渡された時に初命が「今までの努力は一体何だったんだ……」と膝をついたのは別の話。
「ねーねー、パーツはどのくらい出来た?」
「やっと一割と言った所か」
「まあ、遠距離武器には今のところなっているから十分何だけどね──
「……ハジメの家族……流石」
一緒に肩を組ながら手を天上に突き上げる。
「だが、こんなにパーツ増やして良いのか?」
「大丈夫、大丈夫。私の神代魔法使ったし」
「……俺達の持っていない神代魔法……しかも自力での獲得」
「まあ、生まれ方が特殊だからね」
私の神代魔法──【変成魔法】はかなり特殊な獲得をした。
ついでに私の生まれ方を最初っから説明しよう。
死んだ→小熊の死体→憑依→迷宮で成長→進化
と言った具合だ。
まず、小熊に憑依すると言っても憑依する肉体が弱すぎる。
しかし、魂と言うあやふやな存在だったからなのか? 周りにある魔力をかき集め新たな魔物として【変成魔法】により生まれ変わらせられたのだ。
そして、第一段階(思考がしっかりしていない状態)に憑依し私は生まれた。
でも第一段階だったからか記憶や知識の定着がうまく行かずハジメ兄と会った時は家族だと認識出来なかっただよね。

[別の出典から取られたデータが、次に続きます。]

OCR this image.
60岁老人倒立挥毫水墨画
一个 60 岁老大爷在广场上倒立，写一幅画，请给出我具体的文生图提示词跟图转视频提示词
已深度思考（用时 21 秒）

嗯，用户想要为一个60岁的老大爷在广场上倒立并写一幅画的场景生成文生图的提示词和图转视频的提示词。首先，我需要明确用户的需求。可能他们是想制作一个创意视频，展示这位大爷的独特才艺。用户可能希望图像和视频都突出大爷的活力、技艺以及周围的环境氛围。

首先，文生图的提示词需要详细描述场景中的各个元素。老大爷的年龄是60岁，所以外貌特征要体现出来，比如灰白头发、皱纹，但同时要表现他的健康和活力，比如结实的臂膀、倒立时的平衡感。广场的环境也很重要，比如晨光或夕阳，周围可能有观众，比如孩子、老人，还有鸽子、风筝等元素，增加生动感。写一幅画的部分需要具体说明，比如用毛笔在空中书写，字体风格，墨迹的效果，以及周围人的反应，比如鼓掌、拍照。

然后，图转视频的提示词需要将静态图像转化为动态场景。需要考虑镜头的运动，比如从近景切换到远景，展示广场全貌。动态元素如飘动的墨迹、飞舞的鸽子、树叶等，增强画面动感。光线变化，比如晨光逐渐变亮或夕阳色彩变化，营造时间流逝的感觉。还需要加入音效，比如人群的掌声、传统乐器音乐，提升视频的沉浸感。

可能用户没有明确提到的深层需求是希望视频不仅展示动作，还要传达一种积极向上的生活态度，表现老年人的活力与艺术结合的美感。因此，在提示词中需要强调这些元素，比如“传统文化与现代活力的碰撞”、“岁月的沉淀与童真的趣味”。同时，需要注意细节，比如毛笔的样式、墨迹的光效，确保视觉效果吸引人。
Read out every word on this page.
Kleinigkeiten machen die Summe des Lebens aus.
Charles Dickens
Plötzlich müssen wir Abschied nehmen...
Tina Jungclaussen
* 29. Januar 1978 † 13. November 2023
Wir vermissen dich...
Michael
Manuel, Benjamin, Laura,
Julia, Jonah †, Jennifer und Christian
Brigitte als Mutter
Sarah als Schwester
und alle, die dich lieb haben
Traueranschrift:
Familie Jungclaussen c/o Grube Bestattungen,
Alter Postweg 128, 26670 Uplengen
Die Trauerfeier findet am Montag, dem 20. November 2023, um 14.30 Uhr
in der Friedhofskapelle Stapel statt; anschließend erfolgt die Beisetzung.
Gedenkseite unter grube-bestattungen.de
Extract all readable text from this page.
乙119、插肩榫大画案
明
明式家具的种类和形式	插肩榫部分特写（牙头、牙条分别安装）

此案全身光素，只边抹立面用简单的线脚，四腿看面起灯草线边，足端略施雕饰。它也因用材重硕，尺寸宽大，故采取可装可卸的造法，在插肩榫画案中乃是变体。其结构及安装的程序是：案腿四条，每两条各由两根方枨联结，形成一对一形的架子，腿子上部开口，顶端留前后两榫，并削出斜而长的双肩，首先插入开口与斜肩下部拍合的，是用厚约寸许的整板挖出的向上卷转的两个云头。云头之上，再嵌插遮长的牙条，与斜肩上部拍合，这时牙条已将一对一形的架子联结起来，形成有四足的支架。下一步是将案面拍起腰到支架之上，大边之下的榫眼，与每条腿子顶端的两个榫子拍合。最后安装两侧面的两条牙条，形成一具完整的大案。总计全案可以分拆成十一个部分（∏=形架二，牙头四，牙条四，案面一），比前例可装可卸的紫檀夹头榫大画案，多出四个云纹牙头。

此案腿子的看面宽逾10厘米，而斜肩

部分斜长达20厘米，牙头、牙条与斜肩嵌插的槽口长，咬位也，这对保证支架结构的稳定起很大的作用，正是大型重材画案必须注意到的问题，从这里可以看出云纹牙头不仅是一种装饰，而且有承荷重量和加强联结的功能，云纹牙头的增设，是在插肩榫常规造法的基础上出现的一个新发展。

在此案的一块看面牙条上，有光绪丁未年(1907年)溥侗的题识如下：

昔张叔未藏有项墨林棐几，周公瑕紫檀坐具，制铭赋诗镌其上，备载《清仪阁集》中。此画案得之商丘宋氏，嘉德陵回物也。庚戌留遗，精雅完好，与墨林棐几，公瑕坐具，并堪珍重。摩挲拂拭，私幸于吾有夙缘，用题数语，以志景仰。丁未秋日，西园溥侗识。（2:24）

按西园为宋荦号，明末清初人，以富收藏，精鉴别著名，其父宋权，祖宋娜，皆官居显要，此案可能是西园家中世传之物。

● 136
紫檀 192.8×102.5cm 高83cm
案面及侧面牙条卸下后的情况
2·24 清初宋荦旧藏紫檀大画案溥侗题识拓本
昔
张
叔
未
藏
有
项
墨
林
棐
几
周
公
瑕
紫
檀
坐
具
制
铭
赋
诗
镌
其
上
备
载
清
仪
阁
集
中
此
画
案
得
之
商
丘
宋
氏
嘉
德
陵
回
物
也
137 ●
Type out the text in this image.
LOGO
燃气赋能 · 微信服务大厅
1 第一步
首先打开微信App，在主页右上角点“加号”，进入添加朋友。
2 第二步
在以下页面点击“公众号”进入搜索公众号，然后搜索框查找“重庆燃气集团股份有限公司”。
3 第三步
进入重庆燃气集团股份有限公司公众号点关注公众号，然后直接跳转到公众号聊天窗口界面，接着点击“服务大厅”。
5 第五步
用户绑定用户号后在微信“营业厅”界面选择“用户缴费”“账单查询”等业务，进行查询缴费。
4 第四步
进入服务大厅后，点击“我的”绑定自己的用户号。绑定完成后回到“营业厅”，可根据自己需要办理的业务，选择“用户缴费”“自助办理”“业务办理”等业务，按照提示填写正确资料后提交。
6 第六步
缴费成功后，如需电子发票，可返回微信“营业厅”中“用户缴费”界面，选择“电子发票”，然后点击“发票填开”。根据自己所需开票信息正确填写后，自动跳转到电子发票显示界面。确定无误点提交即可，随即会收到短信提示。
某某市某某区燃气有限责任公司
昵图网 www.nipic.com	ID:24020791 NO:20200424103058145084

第二段階(思考がしっかりしている状態)になったのは生まれた階層で一番になった時かな?
この頃には大体の記憶や知識は獲得していたけど、死んだと言うのを認められなかったのか一部の記憶が無意識に封印していたらしい。
その後も何度も【変成魔法】による肉体の強化をしているから
今は20回程の強化かな?
呪いの強化もあるからかなりの肉体が完成している。
魔物の肉を食えば更に強化出来るからまだまだ成長出来るけどね。
さて、私の新たな武器は──チョーカーと腕輪とアンクレットだ。
ゴーレムの玉を【血力操作】の派生【血流操作】により完全支配し五つに分けてそれぞれのアクセサリーに付けてある。
ただのアクセサリーではない。
【影魔法】で【異空間】よりパーツを取り出し【血流操作】で合体させ様々な武器に変形するロマン武器だ。
ちゃんと武器としても優秀だよ?
今はパーツが少なくて2丁拳銃と刀にしか変形出来ないけどね。
「次は何を作る?」
「そうだな。とりあえずお前のパワーに耐えられる籠手を作ることが優先だな」
そんな話をしながら夜は明けていった。
【シャルル】
形状:赤黒い玉(ゴーレムの核)の付いたチョーカーと腕輪とアンクレット
説明:ゴーレムの核を使い【血流操作】により強化したもの
【変成魔法】により人口知能を持っている。
(ヒュドラの心臓を使い)
肉体の一部の如く血が内部で流れている。
【影魔法】で【異空間】からパーツを取り出し【血流操作】により組み上げ様々な武器に変化する。
【血流操作】によりパーツの強化をするのでかなり高く高速で血液を送ることにより切れ味が上がる。
切った対象に狂気の呪いをぶつけることが可能。
【破壊権限】の応用で破壊するものを指定できる。
(盾等をすり抜けて骨だけ切ったりが可能)
(拳だと威力が減少するのであまり使えない)
現在は二丁拳銃と刀に変形可能。
・【血流操作】
【血力操作】の派生
高速で血液を流して切れ味を上げたり接着させたり色々便利。
・【破壊権限】
あらゆる物を破壊可能にする能力
最近、指定も出来るようになった。
・【影魔法】
影を媒体にして影に実体を持たせる魔法
魔法と言うよりも技能に近いらしくユエには使えなかった
新たな武器の名前は【シャルル】です。